バラエティー番組に登場する「天然キャラ」は、素顔に接してみれば実は営業用に作りあげたものだったということが少なくない。

 だが、この人は間違いなく「本物」だ。女優の綾瀬はるか(32)をインタビューして改めてそう思った。

 映画に付きものの舞台あいさつでは毎度会場の笑いを誘い、共演者から「周りの人を全員ツッコミにする(ボケ)キャラ」と言われたこともある。

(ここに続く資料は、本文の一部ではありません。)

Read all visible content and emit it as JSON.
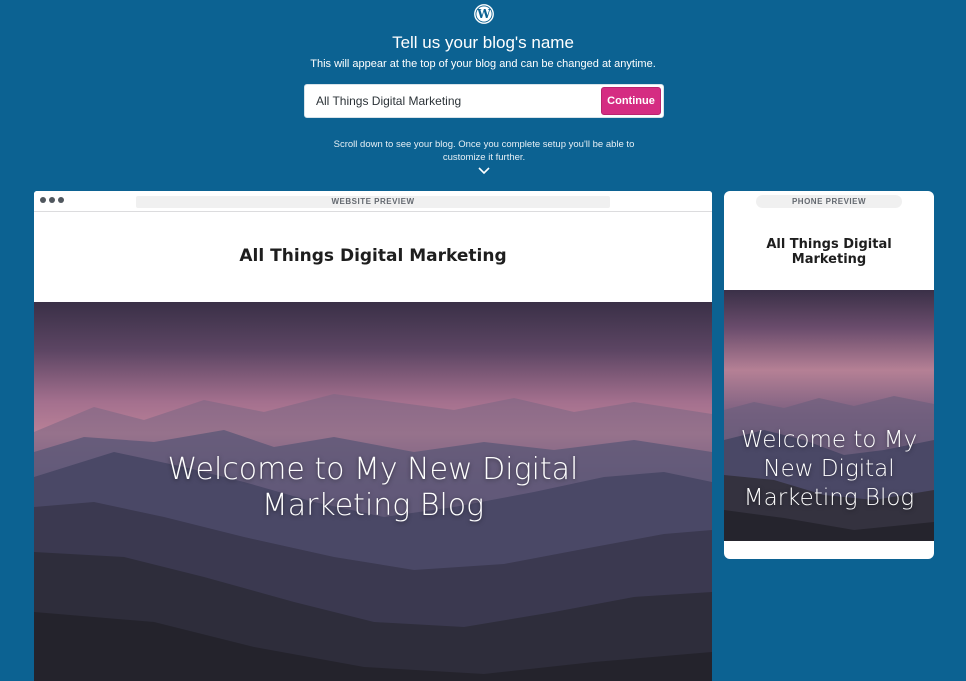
{
  "header": {
    "logo_icon": "wordpress-logo-icon",
    "title": "Tell us your blog's name",
    "subtitle": "This will appear at the top of your blog and can be changed at anytime."
  },
  "form": {
    "input_value": "All Things Digital Marketing",
    "continue_label": "Continue"
  },
  "scroll_hint": "Scroll down to see your blog. Once you complete setup you'll be able to customize it further.",
  "scroll_icon": "chevron-down-icon",
  "desktop_preview": {
    "label": "WEBSITE PREVIEW",
    "site_title": "All Things Digital Marketing",
    "hero_heading": "Welcome to My New Digital Marketing Blog"
  },
  "phone_preview": {
    "label": "PHONE PREVIEW",
    "site_title": "All Things Digital Marketing",
    "hero_heading": "Welcome to My New Digital Marketing Blog"
  },
  "colors": {
    "background": "#0c6292",
    "accent": "#d52c82"
  }
}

 「舞台あいさつも本当はすごい緊張しているんですよ。私に振らないでほしいって心の底から願ってます。一方で、せっかくお客さんが来てくださっている場だから、みんなに笑ってもらいたい。あんまり硬くなっちゃいけない、とは思ってます。何も考えてないわけではないんですけど、きっと考えすぎたらうまくいかないんですよ」

 どんな質問にも目をそらさずに答える。正直な思いが伝わる。20歳のときにドラマ「世界の中心で、愛を叫ぶ」に主演し、以来ずっと一線で活躍してきたのだから、わざわざ「天然キャラ」を売り物にする必要がないのも確かである。

 「長くやってると、何度も一緒にお仕事をするスタッフさんがいて信頼関係とか絆ができるじゃないですか。そうすると自然に伸び伸びできるようになるときがあるんです。子ども返りというか」

 10日公開の主演映画「今夜、ロマンス劇場で」は、モノクロの旧作映画の中のお姫様が現実世界に飛び出し、青年と恋に落ちる物語。メルヘンを極めたような展開は、「子ども返り」の感覚がなければ演じきれなかったのかもしれない。キャリアを重ねながら、むしろ新鮮さは増していく。強みである。

 恋愛、結婚観も明かしてくれた。

 「たぶん考えすぎタイプなんでしょうね。なかなか1歩が踏み出せない。石橋をたたいて、たたきすぎて割っちゃって、あれ割れちゃったってじっと見ているようなタイプです」

 恋のうわさが浮上しては鎮火していく背景が垣間見えた気がした。